Auston Matthews believes Maple Leafs' playoff pain will pay off

Toronto Maple Leafs assistant coach Manny Malhotra discusses what impresses him the most about forward Auston Matthews, saying it's the 60-goal scorer and 2022 Hart Trophy winner's consistency and dedication to training that stand out.

HENDERSON, Nev. — Auston Matthews believes those deep, painful battle scars of past playoff failures will eventually — finally — pay dividends.

The Maple Leafs star centre, in truth, has little choice.

Toronto suffered through another bitter first-round disappointment last spring, falling to the Tampa Bay Lightning in seven games after taking a 3-2 lead in the series.

But that loss, at least on some level, felt different both inside and outside Toronto's locker room.

Unlike their soul-crushing collapse up 3-1 against the underdog Montreal Canadiens in 2021 or consecutive seven-game defeats to the Boston Bruins in 2019 and 2020, the Leafs didn't wilt in going toe-to-toe with the two-time defending Stanley Cup champions in a matchup consisting of razor-thin margins.

"It's still disappointing with the same result," Matthews said Friday at the NHL/NHLPA player media tour just outside Las Vegas. "But I think there's a lot of things that you can take — a lot of positives — from it and move forward.

"You can't live in the past."

The league's first 60-goal scorer in a decade and Toronto's first Hart Trophy winner as NHL MVP since 1955 doesn't have to look any further than last season's Stanley Cup final matchup to support his argument.

The Lightning suffered through a string of playoff heartbreaks before hoisting hockey's holy grail in 2020 and 2021, while the Colorado Avalanche finally got over their second-round hurdle on the way to winning the franchise's second title in June.

"It took them a really long time to win,'' Matthews said of Tampa and Colorado. "They had to go through a lot.

"We're all working towards the same goal."

The path to that goal starts with getting past the opening round for the first time since 2004 — before Twitter and before the league's salary cap — for a franchise that hasn't captured the sport's ultimate prize since 1967 when the NHL comprised of just six clubs.

"Every team and every journey is different," Matthews said. "We're writing our own story.

"We are all extremely motivated."

Leafs defenceman Morgan Rielly added a big part of that motivation comes from how the Tampa series played out — and the narrative in its wake.

"It really doesn't make you feel any better," he said. "It honestly doesn't really give you any more pride or anything in relation to how you handle it emotionally. It's almost worse because you're right there.

"It just makes you want to come back and want to win that much more. If you use it as a tool to motivate you and to drive your off-season training, losses like that are going to hopefully tee you up to be successful one day."

Toronto general manager Kyle Dubas once again resisted any potential urge to make a change behind the bench or with his roster, instead deciding to once again run it back with head coach Sheldon Keefe at the reins of largely the same core group led by Matthews, Rielly, Mitch Marner, John Tavares and William Nylander.

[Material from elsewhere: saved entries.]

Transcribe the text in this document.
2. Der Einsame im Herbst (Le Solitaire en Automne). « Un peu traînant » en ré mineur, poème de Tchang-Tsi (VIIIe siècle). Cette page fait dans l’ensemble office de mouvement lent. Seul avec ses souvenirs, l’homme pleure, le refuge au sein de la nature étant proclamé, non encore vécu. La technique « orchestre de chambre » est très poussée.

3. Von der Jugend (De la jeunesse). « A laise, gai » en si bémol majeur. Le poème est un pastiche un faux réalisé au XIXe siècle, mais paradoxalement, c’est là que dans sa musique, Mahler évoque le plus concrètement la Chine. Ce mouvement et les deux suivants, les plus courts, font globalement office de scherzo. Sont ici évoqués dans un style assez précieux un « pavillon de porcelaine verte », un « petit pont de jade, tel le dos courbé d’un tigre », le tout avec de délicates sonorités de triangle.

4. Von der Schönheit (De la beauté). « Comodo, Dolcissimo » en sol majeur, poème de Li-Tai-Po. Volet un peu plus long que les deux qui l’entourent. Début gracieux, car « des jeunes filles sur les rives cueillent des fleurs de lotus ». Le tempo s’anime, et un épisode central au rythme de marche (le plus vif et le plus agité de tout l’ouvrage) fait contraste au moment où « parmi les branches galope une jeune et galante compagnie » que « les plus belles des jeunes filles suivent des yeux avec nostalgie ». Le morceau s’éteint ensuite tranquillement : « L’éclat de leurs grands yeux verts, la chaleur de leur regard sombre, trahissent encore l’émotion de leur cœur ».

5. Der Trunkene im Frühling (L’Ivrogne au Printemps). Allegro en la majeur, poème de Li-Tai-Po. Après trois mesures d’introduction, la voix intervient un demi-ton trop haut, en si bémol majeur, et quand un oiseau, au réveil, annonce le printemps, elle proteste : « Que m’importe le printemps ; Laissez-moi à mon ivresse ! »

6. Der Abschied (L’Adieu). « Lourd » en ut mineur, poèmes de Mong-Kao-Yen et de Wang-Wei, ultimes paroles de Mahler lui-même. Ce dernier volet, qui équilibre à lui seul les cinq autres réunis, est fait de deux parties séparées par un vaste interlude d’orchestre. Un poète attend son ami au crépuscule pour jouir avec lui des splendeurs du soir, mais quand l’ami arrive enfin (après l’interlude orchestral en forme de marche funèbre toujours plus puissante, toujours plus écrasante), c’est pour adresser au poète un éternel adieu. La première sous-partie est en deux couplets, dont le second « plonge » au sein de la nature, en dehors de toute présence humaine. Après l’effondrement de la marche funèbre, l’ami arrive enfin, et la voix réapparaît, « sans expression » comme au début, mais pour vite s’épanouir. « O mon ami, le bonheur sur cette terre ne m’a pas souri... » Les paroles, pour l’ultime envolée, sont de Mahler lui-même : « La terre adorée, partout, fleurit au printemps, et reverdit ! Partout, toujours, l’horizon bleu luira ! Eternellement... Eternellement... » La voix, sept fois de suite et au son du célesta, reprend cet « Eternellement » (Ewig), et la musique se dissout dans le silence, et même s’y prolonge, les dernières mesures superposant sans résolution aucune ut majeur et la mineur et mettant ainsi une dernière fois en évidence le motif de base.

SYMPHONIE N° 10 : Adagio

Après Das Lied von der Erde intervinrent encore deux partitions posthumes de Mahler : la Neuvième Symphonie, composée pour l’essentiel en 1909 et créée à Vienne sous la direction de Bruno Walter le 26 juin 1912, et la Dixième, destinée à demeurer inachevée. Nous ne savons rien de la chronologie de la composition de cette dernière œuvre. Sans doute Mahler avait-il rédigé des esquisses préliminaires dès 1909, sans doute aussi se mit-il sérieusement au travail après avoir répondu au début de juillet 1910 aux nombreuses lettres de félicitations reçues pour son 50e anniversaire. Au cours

"It's a boost of confidence for us to have their confidence," Rielly, whose eight-year contract extension is about to kick in, said of Toronto's front office. "To keep guys together, to give guys an opportunity to right the ship and to change the script, I think that's a cool opportunity. That's what's extremely motivating.

"This group has lost together, and it truly does make you want to win together that much more."

Toronto's biggest question mark is in the crease after goaltender Jack Campbell signed with the Edmonton Oilers in free agency.

Matt Murray was acquired from the Ottawa Senators in a trade, while Ilya Samsonov inked a deal with the Leafs in July after parting ways with the Washington Capitals.

Rielly, who played with Murray on Team North America at the 2016 World Cup of Hockey, said the two-time Cup winner with Pittsburgh's championship pedigree should help Toronto at the game's most important position despite a rough two-season stint in the nation's capital.

"He's an incredible goalie and he's had an incredible career," Rielly said. "Whenever you can add a player like that into your locker room who's had Stanley Cup success — in that position especially — is a positive.

"It makes our team better."

And with training camp set to open next week, the quest to finally get over that playoff hump begins anew.

"We've got to stick with it, we've got to be resilient, we've got to work harder," Rielly said. "All our players (have) bought-in. We're not going to give up.

"We're not going to quit on this process."